Alternatives Considered¶
Build the metadata-only filter and a sample statistics plugin now. This is the natural next step and the benchmark is designed to make it cheap. We are deferring it for social and focus reasons, not technical ones: shipping a vintage surface would invite vintage feedback before the same-data experience is solid. The benchmark captures the design so the work is shovel-ready when we choose it.
Write the rationale as prose only, with no vector. A document can claim the engine is ready; a passing benchmark proves it and keeps proving it. Without an executable artifact, a future change could quietly regress the vintage stance (e.g., bake a same-data assumption into a writer) with nothing to catch it.
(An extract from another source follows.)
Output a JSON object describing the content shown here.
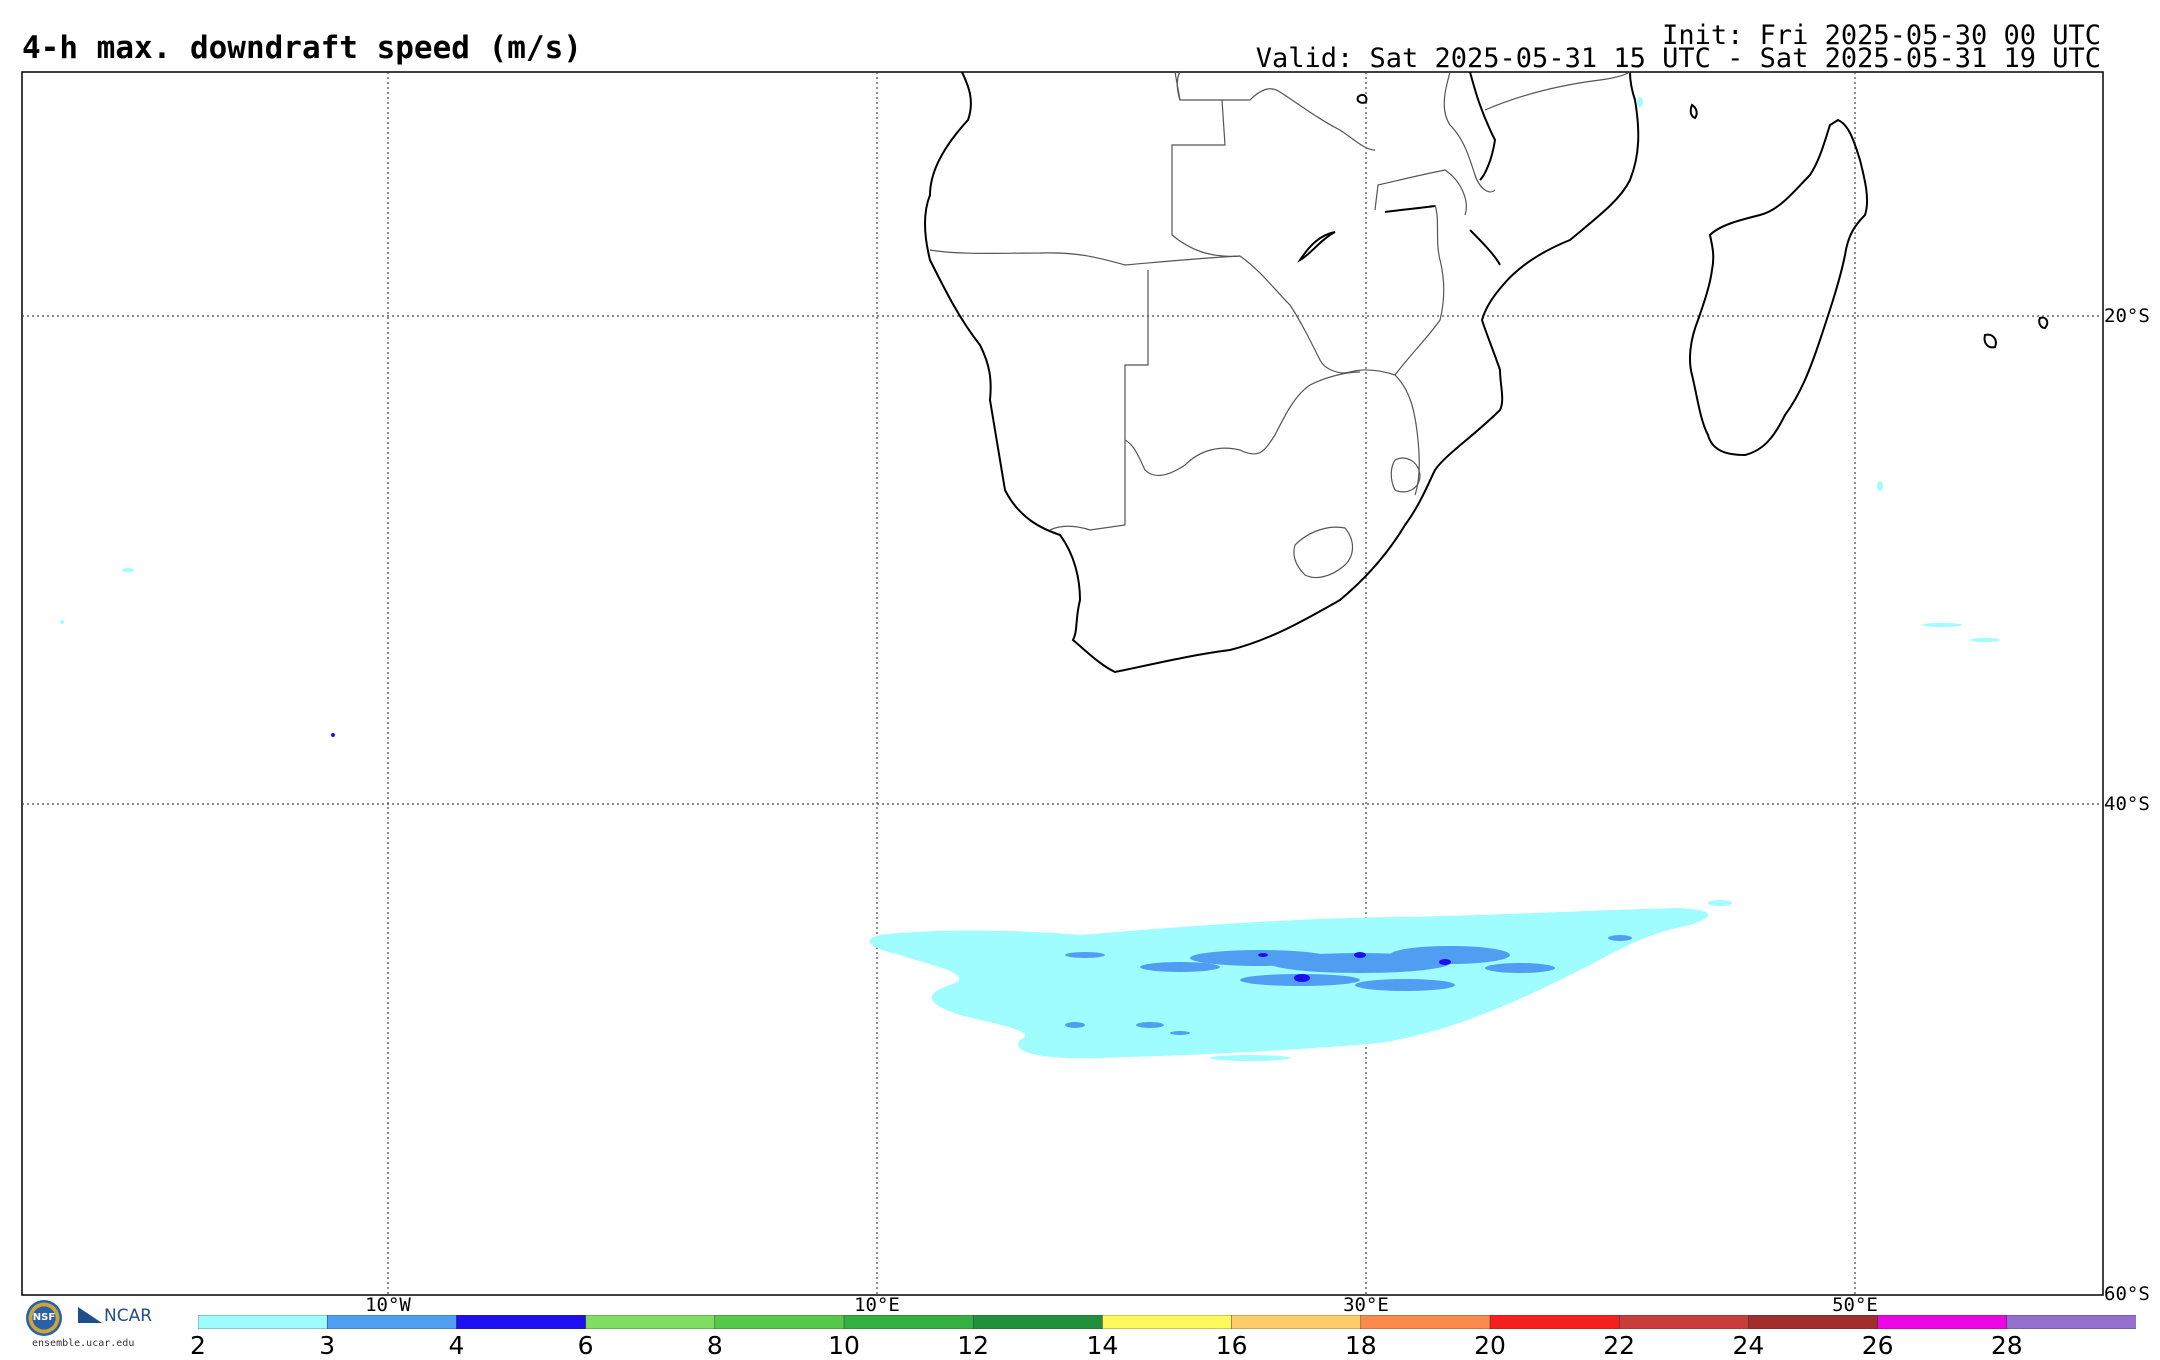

Make the benchmark aspirational — hand-author the ideal as the gold file.
A snapshot that encodes output the engine does not produce would fail CI, forcing
us to either disable the test (dead weight) or special-case it (harness
complexity). Instead the harness-checked snapshot tracks reality and a separate,
unchecked VINTAGE-IDEAL.md holds the target. The benchmark stays honest and
green, and the gap is documented rather than asserted.
Promote columns (and their vocabularies) to first-class IR nodes now. This would make within-node significance and vocabulary diffing fall out naturally, but it is a substantial IR change in service of an audience we are deliberately not yet serving. The benchmark shows the same outcomes are reachable with a plugin writer emitting tagged edits, deferring any IR commitment until the vintage audience is real.